How to get global steps when using tf.train.MonitoredTrainingSession
When we specify global_step in Saver.save
, it stores the global_step as a checkpoint suffix.
# save the checkpoint
saver = tf.train.Saver()
saver.save(session, checkpoints_path, global_step)
We can resume the checkpoint like this and get the last global step stored in the checkpoint:
# restore the checkpoint and obtain the global step
saver.restore(session, ckpt.model_checkpoint_path)
...
_, gstep = session.run([optimizer, global_step], feed_dict=feed_dict_train)
If we use tf.train.MonitoredTrainingSession
, what is the equivalent of saving a global step to a checkpoint and getting gstep
?
Edit 1
Following Maxim’s suggestion, I created global_step
variables before tf.train.Monitored TrainingSession
and added a CheckpointSaverHook
as follows:
global_step = tf.train.get_or_create_global_step()
save_checkpoint_hook = tf.train.CheckpointSaverHook(checkpoint_dir=checkpoints_abs_path,
save_steps=5,
checkpoint_basename=(checkpoints_prefix + ".ckpt"))
with tf.train.MonitoredTrainingSession(master=server.target,
is_chief=is_chief,
hooks=[sync_replicas_hook, save_checkpoint_hook],
config=config) as session:
_, gstep = session.run([optimizer, global_step], feed_dict=feed_dict_train)

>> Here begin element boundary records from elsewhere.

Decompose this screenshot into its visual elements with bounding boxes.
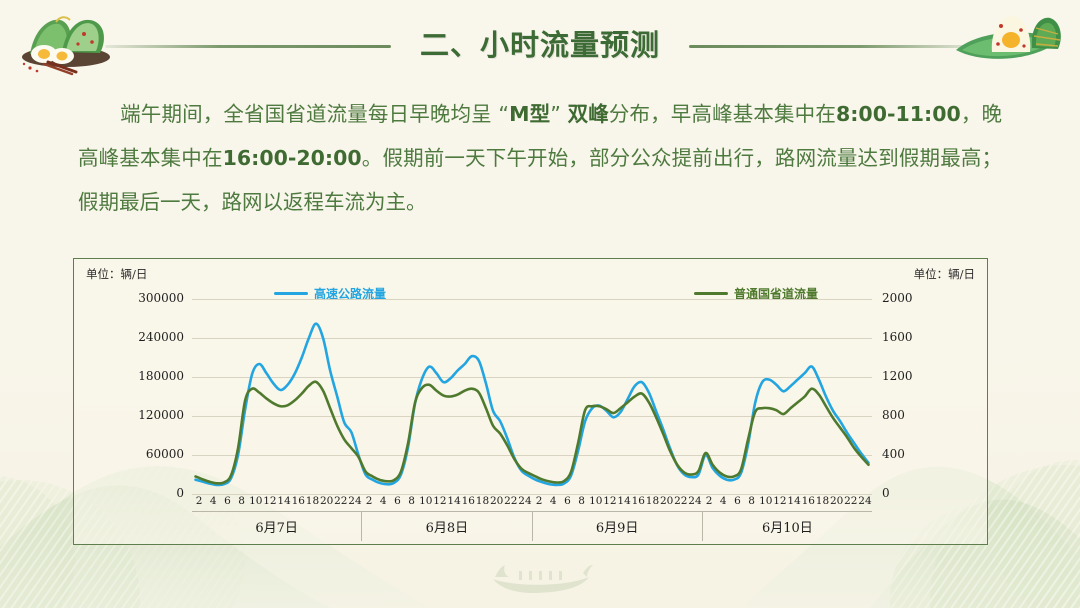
y-tick-right: 800 [882, 416, 905, 430]
body-paragraph: 端午期间，全省国省道流量每日早晚均呈 “M型” 双峰分布，早高峰基本集中在8:0… [78, 92, 1002, 224]
unit-label-left: 单位：辆/日 [86, 266, 147, 282]
y-tick-left: 120000 [138, 416, 184, 430]
y-tick-right: 1600 [882, 338, 913, 352]
day-group-label: 6月8日 [361, 512, 531, 541]
unit-label-right: 单位：辆/日 [914, 266, 975, 282]
y-tick-right: 400 [882, 455, 905, 469]
slide-header: 二、小时流量预测 [0, 0, 1080, 82]
zongzi-plate-icon [4, 4, 132, 76]
y-tick-right: 2000 [882, 299, 913, 313]
series-line-highway [196, 324, 869, 485]
series-line-national-road [196, 382, 869, 484]
paragraph-segment-4: 分布，早高峰基本集中在 [609, 102, 836, 126]
chart-series-svg [192, 299, 872, 494]
legend-swatch-national-road [694, 292, 728, 296]
y-tick-left: 60000 [146, 455, 184, 469]
day-group-label: 6月9日 [532, 512, 702, 541]
y-tick-left: 300000 [138, 299, 184, 313]
slide-canvas: 二、小时流量预测 [0, 0, 1080, 608]
zongzi-leaf-icon [948, 4, 1076, 76]
paragraph-segment-5: 8:00-11:00 [836, 102, 961, 126]
dragon-boat-icon [485, 553, 595, 604]
chart-plot-area: 060000120000180000240000300000 040080012… [192, 299, 872, 494]
y-tick-left: 240000 [138, 338, 184, 352]
y-tick-right: 0 [882, 494, 890, 508]
paragraph-text: 端午期间，全省国省道流量每日早晚均呈 “M型” 双峰分布，早高峰基本集中在8:0… [78, 102, 1002, 214]
y-tick-right: 1200 [882, 377, 913, 391]
x-axis-day-groups: 6月7日6月8日6月9日6月10日 [192, 511, 872, 541]
day-group-label: 6月7日 [192, 512, 361, 541]
paragraph-segment-1: M型 [509, 102, 550, 126]
paragraph-segment-7: 16:00-20:00 [223, 146, 362, 170]
paragraph-segment-0: 端午期间，全省国省道流量每日早晚均呈 “ [120, 102, 509, 126]
paragraph-segment-3: 双峰 [568, 102, 609, 126]
day-group-label: 6月10日 [702, 512, 872, 541]
page-title: 二、小时流量预测 [0, 22, 1080, 64]
y-tick-left: 0 [176, 494, 184, 508]
hourly-traffic-chart-panel: 单位：辆/日 单位：辆/日 高速公路流量 普通国省道流量 06000012000… [73, 258, 988, 545]
legend-swatch-highway [274, 292, 308, 296]
y-tick-left: 180000 [138, 377, 184, 391]
paragraph-segment-2: ” [550, 102, 567, 126]
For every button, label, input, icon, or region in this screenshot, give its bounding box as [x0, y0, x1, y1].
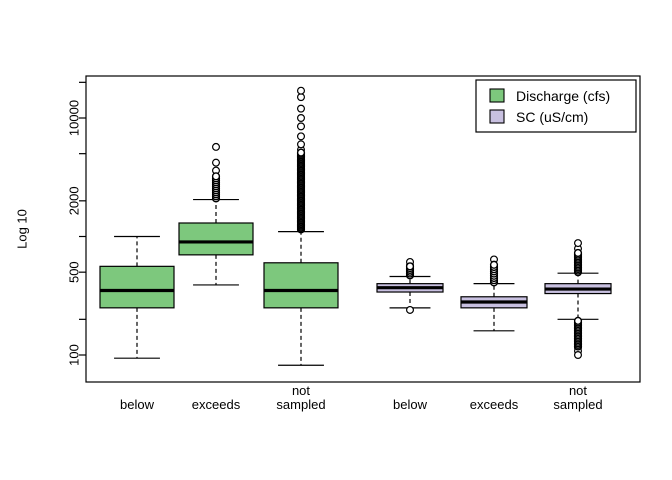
- outlier-cloud-notsampled-sc-lower: [575, 317, 582, 349]
- x-axis-label-text: sampled: [276, 397, 325, 412]
- y-axis-tick-label: 10000: [67, 100, 82, 136]
- chart-canvas: 100500200010000Log 10belowexceedsnotsamp…: [0, 0, 672, 480]
- outlier-point: [298, 141, 305, 148]
- y-axis-tick-label: 2000: [67, 186, 82, 215]
- x-axis-label-text: not: [569, 383, 587, 398]
- legend: Discharge (cfs)SC (uS/cm): [476, 80, 636, 132]
- y-axis: 100500200010000: [67, 82, 87, 366]
- outlier-point: [575, 250, 582, 257]
- legend-swatch-1: [490, 89, 504, 102]
- x-axis-label-1: below: [120, 397, 155, 412]
- outlier-point: [298, 149, 305, 156]
- outlier-point: [298, 94, 305, 101]
- box-1: [100, 237, 174, 359]
- outlier-cloud-exceeds-discharge: [213, 173, 220, 202]
- outlier-point: [298, 115, 305, 122]
- x-axis-label-3: notsampled: [276, 383, 325, 412]
- x-axis-label-text: below: [120, 397, 155, 412]
- outlier-point: [407, 263, 414, 270]
- outlier-point: [213, 159, 220, 166]
- legend-label-2: SC (uS/cm): [516, 109, 588, 125]
- outlier-point: [298, 87, 305, 94]
- x-axis-label-text: exceeds: [192, 397, 241, 412]
- y-axis-tick-label: 100: [67, 344, 82, 366]
- x-axis-label-text: not: [292, 383, 310, 398]
- legend-label-1: Discharge (cfs): [516, 88, 610, 104]
- x-axis-label-text: sampled: [553, 397, 602, 412]
- boxplot-figure: 100500200010000Log 10belowexceedsnotsamp…: [0, 0, 672, 480]
- x-axis-label-4: below: [393, 397, 428, 412]
- outlier-point: [575, 317, 582, 324]
- x-axis-label-2: exceeds: [192, 397, 241, 412]
- legend-swatch-2: [490, 110, 504, 123]
- x-axis-label-5: exceeds: [470, 397, 519, 412]
- outlier-point: [298, 123, 305, 130]
- outlier-point: [213, 144, 220, 151]
- outlier-point: [213, 173, 220, 180]
- outlier-point: [491, 261, 498, 268]
- box-body: [179, 223, 253, 255]
- outlier-point: [407, 307, 414, 314]
- y-axis-tick-label: 500: [67, 261, 82, 283]
- outlier-point: [575, 352, 582, 359]
- x-axis-label-6: notsampled: [553, 383, 602, 412]
- outlier-cloud-below-sc: [407, 263, 414, 279]
- x-axis-label-text: below: [393, 397, 428, 412]
- box-body: [264, 263, 338, 308]
- y-axis-title: Log 10: [15, 209, 30, 249]
- outlier-point: [298, 133, 305, 140]
- box-2: [179, 144, 253, 285]
- box-body: [100, 266, 174, 308]
- outlier-point: [298, 105, 305, 112]
- outlier-cloud-notsampled-discharge: [298, 149, 305, 233]
- x-axis-label-text: exceeds: [470, 397, 519, 412]
- outlier-cloud-notsampled-sc-upper: [575, 250, 582, 276]
- outlier-cloud-exceeds-sc: [491, 261, 498, 285]
- outlier-point: [575, 240, 582, 247]
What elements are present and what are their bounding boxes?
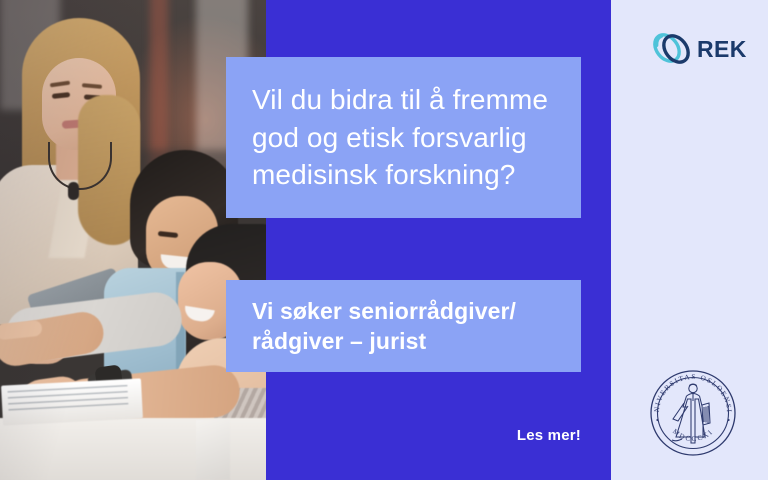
role-callout-box: Vi søker seniorrådgiver/ rådgiver – juri… [226, 280, 581, 372]
rek-logo[interactable]: REK [650, 26, 742, 72]
read-more-link[interactable]: Les mer! [430, 427, 581, 444]
seal-dot-left [656, 419, 658, 421]
headline-text: Vil du bidra til å fremme god og etisk f… [252, 81, 555, 194]
interlocking-rings-icon [650, 27, 694, 71]
rek-wordmark: REK [697, 38, 747, 61]
headline-callout-box: Vil du bidra til å fremme god og etisk f… [226, 57, 581, 218]
seal-dot-right [727, 419, 729, 421]
uio-seal: UNIVERSITAS OSLOENSIS MDCCCXI [643, 363, 743, 463]
role-title-text: Vi søker seniorrådgiver/ rådgiver – juri… [252, 296, 555, 357]
recruitment-banner: Vil du bidra til å fremme god og etisk f… [0, 0, 768, 480]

print("current global step=" + str(gstep))
I can see that the checkpoint file it generates is similar to what Saver.saver does.
However, it cannot retrieve global steps from the checkpoint. Please tell me how to solve this problem?
Solution
It can be tf.train.get_global_step()
by Get the current global step size or > via tf.train.get_or_create_ global_step() function. The latter should be called before training starts.
For monitored sessions, add > tf.train.CheckpointSaverHook to hooks
, which internally save the model after every N steps using a defined global step tensor.